Но не завтра же – это слишком рано!
"Послезавтра" тянулось и тянулось. Пока через две с половиной недели Ив Кридель не явился сам. Для серьезного разговора.
Еще при словах: "Как ты себя чувствуешь?" – юноша заволновался.
– Не слишком хорошо... – пробормотал он.
– Леон, прости, я берёг твое здоровье. Но дольше тянуть нельзя...
Разыграть обморок? Дядя – добрый человек. Он не выдаст страже тяжело больного!
А потом? Леон не сможет вечно скрываться по стране! Да еще и в одиночку! А эскорт в бега не возьмешь. Да и доверять им нельзя!
Деньги рано или поздно кончатся, и тогда...
Сейчас же не восстание. Сейчас никого нельзя казнить за несчастный случай!
А Леону – всего семнадцать. Он – слишком молод, чтобы умереть! О Творец милосердный и всепрощающий...
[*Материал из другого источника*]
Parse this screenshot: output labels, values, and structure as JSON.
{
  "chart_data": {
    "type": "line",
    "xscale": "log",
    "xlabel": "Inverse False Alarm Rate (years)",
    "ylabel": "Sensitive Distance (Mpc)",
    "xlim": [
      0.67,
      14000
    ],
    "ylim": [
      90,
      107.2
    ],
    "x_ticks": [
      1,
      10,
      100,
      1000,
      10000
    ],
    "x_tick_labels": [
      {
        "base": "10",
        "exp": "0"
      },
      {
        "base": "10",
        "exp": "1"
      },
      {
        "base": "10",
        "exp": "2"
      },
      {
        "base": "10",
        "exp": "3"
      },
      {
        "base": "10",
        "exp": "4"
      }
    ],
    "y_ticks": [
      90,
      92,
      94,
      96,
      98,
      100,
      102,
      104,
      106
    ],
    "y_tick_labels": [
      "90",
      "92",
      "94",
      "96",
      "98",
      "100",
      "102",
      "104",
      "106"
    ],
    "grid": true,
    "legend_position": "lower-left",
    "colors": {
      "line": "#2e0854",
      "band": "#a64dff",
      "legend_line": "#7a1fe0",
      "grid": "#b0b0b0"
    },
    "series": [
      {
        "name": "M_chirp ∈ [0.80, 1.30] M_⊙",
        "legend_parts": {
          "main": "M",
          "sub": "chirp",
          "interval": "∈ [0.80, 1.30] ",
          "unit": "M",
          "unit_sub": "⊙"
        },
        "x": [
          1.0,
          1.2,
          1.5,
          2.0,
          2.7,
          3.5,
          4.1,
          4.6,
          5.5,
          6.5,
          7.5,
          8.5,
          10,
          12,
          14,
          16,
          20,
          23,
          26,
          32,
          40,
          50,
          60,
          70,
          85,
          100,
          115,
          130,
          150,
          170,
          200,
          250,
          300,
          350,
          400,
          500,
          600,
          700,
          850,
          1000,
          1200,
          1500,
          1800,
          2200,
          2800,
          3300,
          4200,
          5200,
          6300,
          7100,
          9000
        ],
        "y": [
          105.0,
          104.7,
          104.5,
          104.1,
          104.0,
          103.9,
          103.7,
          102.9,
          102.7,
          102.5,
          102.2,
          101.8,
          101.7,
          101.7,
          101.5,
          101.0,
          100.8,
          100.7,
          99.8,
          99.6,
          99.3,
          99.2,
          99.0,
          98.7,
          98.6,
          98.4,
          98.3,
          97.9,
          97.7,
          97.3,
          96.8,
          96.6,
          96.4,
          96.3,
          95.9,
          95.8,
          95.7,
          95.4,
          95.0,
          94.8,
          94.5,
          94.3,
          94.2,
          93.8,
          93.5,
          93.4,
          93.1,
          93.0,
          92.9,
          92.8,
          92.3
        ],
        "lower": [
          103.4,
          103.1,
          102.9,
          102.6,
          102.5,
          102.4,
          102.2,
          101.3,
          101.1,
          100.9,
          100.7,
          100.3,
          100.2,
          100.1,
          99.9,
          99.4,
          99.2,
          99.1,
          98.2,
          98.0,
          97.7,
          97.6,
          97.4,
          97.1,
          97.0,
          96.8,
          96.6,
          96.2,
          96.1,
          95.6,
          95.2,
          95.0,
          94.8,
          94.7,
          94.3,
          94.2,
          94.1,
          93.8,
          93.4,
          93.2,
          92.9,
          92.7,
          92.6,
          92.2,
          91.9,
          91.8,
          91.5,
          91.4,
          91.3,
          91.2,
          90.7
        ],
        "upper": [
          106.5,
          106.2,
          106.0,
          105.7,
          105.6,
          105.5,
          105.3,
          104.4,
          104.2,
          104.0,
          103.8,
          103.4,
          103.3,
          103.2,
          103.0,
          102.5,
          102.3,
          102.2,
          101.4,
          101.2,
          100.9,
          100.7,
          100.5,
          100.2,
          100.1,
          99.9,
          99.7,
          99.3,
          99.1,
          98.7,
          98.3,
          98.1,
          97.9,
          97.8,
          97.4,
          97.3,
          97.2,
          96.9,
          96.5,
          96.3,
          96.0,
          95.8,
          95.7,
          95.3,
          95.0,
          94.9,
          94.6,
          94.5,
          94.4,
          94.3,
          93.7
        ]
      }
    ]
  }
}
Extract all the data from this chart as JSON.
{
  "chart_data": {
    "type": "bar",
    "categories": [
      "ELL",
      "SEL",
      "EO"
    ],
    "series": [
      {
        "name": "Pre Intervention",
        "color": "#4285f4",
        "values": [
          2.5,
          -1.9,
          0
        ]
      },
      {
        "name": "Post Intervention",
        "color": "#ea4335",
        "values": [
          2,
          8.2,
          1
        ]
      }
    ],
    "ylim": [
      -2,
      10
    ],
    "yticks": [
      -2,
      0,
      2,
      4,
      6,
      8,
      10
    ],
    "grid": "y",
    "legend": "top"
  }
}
– Леон, ты не говорил об этом сам. Но я получил письмо...
О нет, нет, нет!
Юноша натянул бы одеяло на голову – если б помогло!
– Ты уже знаешь, что твои мать и сестра пропали?
Мать? Сестра?
Мысли мешаются в кучу...
Так значит – его не арестуют? Не запрут навеки в Ауэнте? Не казнят на центральной площади Лютены?!
Леону чуть действительно не поплохело. От внезапной, неудержимой волны чистой, пьянящей радости.
Пропали?! Да туда Карлотте и дорога!
– Я получил письмо от настоятельницы Альваренского аббатства святой Амалии. За несколько дней до твоего приезда.
И дядя молчал! Здоровье Леона он берег, как же!
Здоровущий червь тревоги вновь заскреб по сердцу – чешуйчатыми кольцами. Мать могла рассказать этой старухе! Или Ирия!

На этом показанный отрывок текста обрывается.